Cargill’s canola lecithin granted GRAS “letter of no objection” by U.S. FDA
Designation gives food manufacturers an additional
non-GMO lecithin option
MINNEAPOLIS - September 13, 2017 – The U.S. Food and Drug Administration (FDA) has issued a GRAS (Generally Recognized As Safe) Letter of No Objection for Cargill’s canola lecithin for use as a multipurpose ingredient in a variety of foods.
This determination gives food manufacturers another tool to deliver label-friendly product attributes consumers increasingly seek. Canola lecithin is a non-GMO* option, may be used in organic products1 and does not have to be declared as a major food allergen in the US.
“Increasingly, our customers wish to formulate their products with simple ingredients that consumers know and trust,” said Cargill Texturizing Solutions Regional Director Americas, David Henstrom. “We know lecithin is well accepted by consumers. By adding canola lecithin to our well-established soy and sunflower lecithin GMO and Non-GMO portfolio, our customers can be assured that whatever their needs, we have plant-sourced lecithin options that will work for them.”
A versatile emulsifier and dispersing agent, Cargill’s canola lecithin may be used in a wide variety of food applications, including chocolate and confectionery, beverages, bakery and convenience foods. Its dispersibility as well as its functionality, taste and color are comparable to that of soy and sunflower lecithin. As a result, Cargill’s canola lecithin may be used as a one-to-one replacement for other lecithin types, making it easy for food manufacturers to incorporate into their product formulations with only minor adaptations.
Among their many applications, Cargill researchers have determined that the company’s premium plant-sourced lecithin products can be used to reduce the number of ingredients in commercial breads, helping meet consumer demand for simpler labels with fewer ingredients.
*Non-GMO – there is no worldwide definition of the term “non-GMO.” The definition of “non-GMO” varies widely from country to country. Some countries have no regulatory definition of “non-GMO,” and some countries consider a product to be “non-GMO” if it is exempt from mandatory GMO-labeling in that country. Requirements for mandatory GMO-labeling also vary widely from country to country. Various private standards groups and certifying agencies have also developed their own definitions of and standards for non-GMO.
1 Under certain circumstances per 7 CFR § 205.606.
Pam Stauffer, 952-742-6080, [email protected]
Cargill provides food, agriculture, financial and industrial products and services to the world. Together with farmers, customers, governments and communities, we help people thrive by applying our insights and 150 years of experience. We have 150,000 employees in 70 countries who are committed to feeding the world in a responsible way, reducing environmental impact and improving the communities where we live and work. For more information, visit Cargill.com and our News Center.

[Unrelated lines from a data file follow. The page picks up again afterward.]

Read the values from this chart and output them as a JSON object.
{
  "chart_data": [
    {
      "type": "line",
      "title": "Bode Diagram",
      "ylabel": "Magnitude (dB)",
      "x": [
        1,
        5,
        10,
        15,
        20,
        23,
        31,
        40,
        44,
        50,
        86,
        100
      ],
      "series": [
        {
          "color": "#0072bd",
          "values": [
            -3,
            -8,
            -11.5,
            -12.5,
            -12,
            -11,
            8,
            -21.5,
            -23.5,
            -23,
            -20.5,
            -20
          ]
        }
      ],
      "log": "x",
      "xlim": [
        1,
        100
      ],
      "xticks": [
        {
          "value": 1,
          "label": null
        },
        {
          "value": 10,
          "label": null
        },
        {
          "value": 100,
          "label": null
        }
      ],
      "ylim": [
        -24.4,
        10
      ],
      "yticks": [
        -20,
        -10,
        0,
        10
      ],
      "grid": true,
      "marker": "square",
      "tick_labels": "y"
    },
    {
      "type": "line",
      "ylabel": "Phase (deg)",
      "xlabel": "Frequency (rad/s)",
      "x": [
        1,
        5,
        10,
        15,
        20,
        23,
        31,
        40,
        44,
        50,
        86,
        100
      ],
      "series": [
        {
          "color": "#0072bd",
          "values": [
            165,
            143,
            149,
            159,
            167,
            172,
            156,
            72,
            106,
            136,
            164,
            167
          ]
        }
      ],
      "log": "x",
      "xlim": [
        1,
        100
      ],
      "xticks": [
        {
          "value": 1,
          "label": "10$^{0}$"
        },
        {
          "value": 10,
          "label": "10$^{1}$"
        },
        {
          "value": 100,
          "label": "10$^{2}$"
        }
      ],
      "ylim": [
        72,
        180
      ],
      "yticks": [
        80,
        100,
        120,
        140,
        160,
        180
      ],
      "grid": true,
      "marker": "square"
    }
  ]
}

Cargill’s texturizers business specializes in the production of texturizing ingredients that link the core food-building blocks (proteins, lipids, carbohydrates and water) into finished foods and beverages. Our ingredients portfolio, derived from plant sources, is comprised of extracts from major crops (starches, soy proteins and lecithins), seaweeds (carrageenans), fruits (pectins) and sugar fermentation (xanthan gum). These specialized ingredients are also applied to offerings in the personal care, pharmaceutical and industrial categories.
Coupled with global technical and research and development skills, Cargill helps customers design nutritious, convenient and tasty foods to satisfy consumers.
Our texturizing business is operational in all continents with 31 sales offices and 20 manufacturing plants.